Pourquoi ? Parce que les réglementations étatiques et fédérales sont tellement complexes et coûteuses qu’elles empêchent l’émergence de nouveaux concurrents.

Les politiques woke flattent l’égo de certains PDG qui aimeraient exercer un pouvoir quasi-politique, mais qui n’ont pas envie de consacrer le temps, l’énergie et l’argent nécessaires pour remporter une élection.

Il y a également des subventions en jeu. Par exemple, en janvier 2020, le géant pharmaceutique britannique AstraZeneca, a annoncé en grande pompe son intention d’investir 1 Md$ dans des initiatives visant à lutter contre le changement climatique au cours des dix prochaines années.

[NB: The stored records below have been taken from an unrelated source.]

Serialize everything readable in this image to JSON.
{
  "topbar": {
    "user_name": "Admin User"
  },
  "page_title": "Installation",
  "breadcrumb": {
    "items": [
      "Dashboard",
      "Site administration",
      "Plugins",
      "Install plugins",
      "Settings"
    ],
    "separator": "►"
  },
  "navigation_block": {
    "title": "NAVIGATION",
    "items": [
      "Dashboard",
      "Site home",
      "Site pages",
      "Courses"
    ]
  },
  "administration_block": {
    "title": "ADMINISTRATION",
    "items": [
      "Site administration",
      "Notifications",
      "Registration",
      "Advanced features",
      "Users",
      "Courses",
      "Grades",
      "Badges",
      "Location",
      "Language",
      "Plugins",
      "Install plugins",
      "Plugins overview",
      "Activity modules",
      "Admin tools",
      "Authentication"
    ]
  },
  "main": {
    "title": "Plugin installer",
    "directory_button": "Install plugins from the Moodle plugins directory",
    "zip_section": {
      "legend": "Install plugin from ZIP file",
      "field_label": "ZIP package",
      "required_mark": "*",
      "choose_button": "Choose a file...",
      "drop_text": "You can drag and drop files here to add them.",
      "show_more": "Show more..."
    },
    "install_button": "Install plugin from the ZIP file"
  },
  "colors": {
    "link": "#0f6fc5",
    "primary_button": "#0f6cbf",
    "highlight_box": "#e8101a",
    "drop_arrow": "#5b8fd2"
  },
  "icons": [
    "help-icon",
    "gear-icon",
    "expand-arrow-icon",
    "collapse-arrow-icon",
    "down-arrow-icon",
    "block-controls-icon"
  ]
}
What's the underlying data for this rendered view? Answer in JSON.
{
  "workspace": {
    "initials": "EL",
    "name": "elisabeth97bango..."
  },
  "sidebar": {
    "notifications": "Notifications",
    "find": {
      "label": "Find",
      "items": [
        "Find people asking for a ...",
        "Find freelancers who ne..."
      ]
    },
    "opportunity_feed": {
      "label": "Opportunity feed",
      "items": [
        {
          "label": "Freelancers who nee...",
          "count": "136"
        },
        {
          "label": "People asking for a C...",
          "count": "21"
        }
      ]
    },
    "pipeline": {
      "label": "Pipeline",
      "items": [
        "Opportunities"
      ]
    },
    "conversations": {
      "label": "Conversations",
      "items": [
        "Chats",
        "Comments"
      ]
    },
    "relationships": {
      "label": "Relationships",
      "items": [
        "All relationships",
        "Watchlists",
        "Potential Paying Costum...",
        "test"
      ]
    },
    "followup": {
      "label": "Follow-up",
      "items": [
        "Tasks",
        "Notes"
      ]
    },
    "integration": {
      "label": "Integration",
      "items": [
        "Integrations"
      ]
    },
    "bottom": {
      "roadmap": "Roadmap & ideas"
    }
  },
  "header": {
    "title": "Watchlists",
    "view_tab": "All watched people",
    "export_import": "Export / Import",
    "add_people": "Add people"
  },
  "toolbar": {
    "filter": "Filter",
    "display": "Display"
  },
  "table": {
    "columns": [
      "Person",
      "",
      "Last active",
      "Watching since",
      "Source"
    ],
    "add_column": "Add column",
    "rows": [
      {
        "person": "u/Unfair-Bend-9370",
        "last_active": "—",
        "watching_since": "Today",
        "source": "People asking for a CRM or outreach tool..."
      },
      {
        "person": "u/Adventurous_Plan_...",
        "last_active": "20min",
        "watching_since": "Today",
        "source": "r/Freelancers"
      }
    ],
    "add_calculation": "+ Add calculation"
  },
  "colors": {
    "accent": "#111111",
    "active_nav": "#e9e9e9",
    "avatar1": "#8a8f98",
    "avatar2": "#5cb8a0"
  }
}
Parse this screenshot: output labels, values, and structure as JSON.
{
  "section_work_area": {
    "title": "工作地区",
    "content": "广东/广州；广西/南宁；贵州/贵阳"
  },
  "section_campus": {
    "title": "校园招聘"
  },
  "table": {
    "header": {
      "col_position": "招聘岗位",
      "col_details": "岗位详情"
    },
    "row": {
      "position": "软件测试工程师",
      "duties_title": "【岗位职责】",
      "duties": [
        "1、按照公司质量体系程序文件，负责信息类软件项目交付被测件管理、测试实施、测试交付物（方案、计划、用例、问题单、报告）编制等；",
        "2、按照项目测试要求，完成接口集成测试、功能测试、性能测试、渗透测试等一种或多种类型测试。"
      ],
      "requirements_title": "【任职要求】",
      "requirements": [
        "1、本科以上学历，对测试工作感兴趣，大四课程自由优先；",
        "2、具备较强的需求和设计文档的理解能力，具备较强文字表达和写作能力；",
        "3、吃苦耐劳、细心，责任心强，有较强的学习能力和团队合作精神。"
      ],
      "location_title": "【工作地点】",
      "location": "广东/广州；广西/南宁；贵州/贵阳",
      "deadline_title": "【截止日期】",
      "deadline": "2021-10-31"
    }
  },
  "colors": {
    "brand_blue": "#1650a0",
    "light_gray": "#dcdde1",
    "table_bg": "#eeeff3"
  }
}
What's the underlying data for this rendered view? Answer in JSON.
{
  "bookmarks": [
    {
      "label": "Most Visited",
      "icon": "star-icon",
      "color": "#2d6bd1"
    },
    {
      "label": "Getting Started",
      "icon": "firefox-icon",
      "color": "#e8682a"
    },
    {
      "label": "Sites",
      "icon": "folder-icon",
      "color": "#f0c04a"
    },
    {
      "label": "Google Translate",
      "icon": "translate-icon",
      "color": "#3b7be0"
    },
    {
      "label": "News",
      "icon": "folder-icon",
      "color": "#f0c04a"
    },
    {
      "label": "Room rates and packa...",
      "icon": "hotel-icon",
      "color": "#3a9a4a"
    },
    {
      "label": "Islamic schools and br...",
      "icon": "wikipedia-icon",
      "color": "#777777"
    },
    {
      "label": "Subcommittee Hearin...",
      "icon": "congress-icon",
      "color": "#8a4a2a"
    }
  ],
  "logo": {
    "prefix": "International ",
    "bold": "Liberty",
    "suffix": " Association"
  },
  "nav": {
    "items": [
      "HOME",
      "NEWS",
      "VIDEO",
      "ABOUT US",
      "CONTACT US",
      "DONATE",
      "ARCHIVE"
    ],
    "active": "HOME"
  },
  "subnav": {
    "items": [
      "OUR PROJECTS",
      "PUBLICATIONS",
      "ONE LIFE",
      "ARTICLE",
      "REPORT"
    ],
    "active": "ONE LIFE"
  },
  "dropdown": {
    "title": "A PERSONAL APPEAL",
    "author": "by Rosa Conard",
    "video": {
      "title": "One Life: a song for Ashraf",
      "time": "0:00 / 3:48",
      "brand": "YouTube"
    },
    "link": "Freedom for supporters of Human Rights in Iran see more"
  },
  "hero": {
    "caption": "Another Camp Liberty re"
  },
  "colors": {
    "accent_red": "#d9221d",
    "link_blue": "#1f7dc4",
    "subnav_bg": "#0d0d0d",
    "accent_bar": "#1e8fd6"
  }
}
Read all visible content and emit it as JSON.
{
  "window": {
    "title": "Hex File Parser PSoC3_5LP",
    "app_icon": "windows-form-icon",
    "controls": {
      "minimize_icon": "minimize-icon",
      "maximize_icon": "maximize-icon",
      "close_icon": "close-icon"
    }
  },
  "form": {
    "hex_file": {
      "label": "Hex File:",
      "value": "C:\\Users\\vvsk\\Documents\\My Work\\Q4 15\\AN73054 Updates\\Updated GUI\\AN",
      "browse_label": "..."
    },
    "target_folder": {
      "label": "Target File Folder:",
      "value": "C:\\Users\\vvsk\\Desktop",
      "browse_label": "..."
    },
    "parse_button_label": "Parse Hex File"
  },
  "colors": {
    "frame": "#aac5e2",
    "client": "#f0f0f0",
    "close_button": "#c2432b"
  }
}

Deux mois plus tard, le groupe recevait une subvention (pas un prêt mais une subvention) des contribuables américains pour subventionner la mise au point de vaccins à but lucratif. (L’entreprise insiste sur le fait qu’il n’y a pas eu de contrepartie. Mais recevoir 1,2 Md$ sur le champ en échange d’une promesse d’investissement de 1 Md$ sur les dix prochaines années ressemble franchement à une bonne affaire.)

Puis un effet sur la productivité

Le capitalisme woke détourne également l’attention des problèmes créés par certaines entreprises. Par exemple, Coca-Cola prodigue désormais des formations de lutte contre le racisme à ses employés. Dans le même temps, les produits du groupe alimentent l’obésité, le diabète et les maladies cardiaques dans les communautés noires.

Nike a embauché le joueur de football américain Colin Kaepernick, qui veut promouvoir la « justice sociale ». Pourtant, l’entreprise fabrique ses chaussures dans des ateliers clandestins à l’étranger et les vend à des prix inaccessibles aux enfants de banlieue.

De nombreuses grandes entreprises ont endossé le rôle de gouvernements progressistes.

Non seulement cela plombe les entreprises et leurs cours de Bourse, mais cela contribue également à polariser le paysage politique.

Les dirigeants d’entreprise sont censés prendre des décisions concernant les dépenses de recherche et développement, la publicité et la sous-traitance. Ce n’est pas à eux de décider si un salaire minimum plus élevé vaut mieux que le plein emploi. Ce n’est pas eux de décider s’il vaut mieux réduire l’empreinte carbone du pays ou réduire les coûts énergétiques de leurs entreprises.

Les dirigeants d’entreprise sont également des citoyens, bien entendu. Et ils ont tout à fait le droit de prendre la parole à titre personnel. Mais c’est autre chose d’utiliser les entreprises cotées en Bourse qu’ils dirigent pour promouvoir leurs opinions politiques personnelles.

Pour revenir au nœud du problème, les entreprises, comme les individus, n’ont pas besoin de recourir à la vertu ostentatoire. Après tout, elles jouent déjà des rôles essentiels. Elles se battent corps et âme pour répondre à nos envies et à nos besoins. Elles créent des dizaines de millions d’emplois. Elles paient des milliards en impôts chaque année.

Et, surtout, elles offrent aux actionnaires d’excellents retours sur investissement sur le long terme.

Le capitalisme woke est idiot. Il est inefficace. Et il est inutile.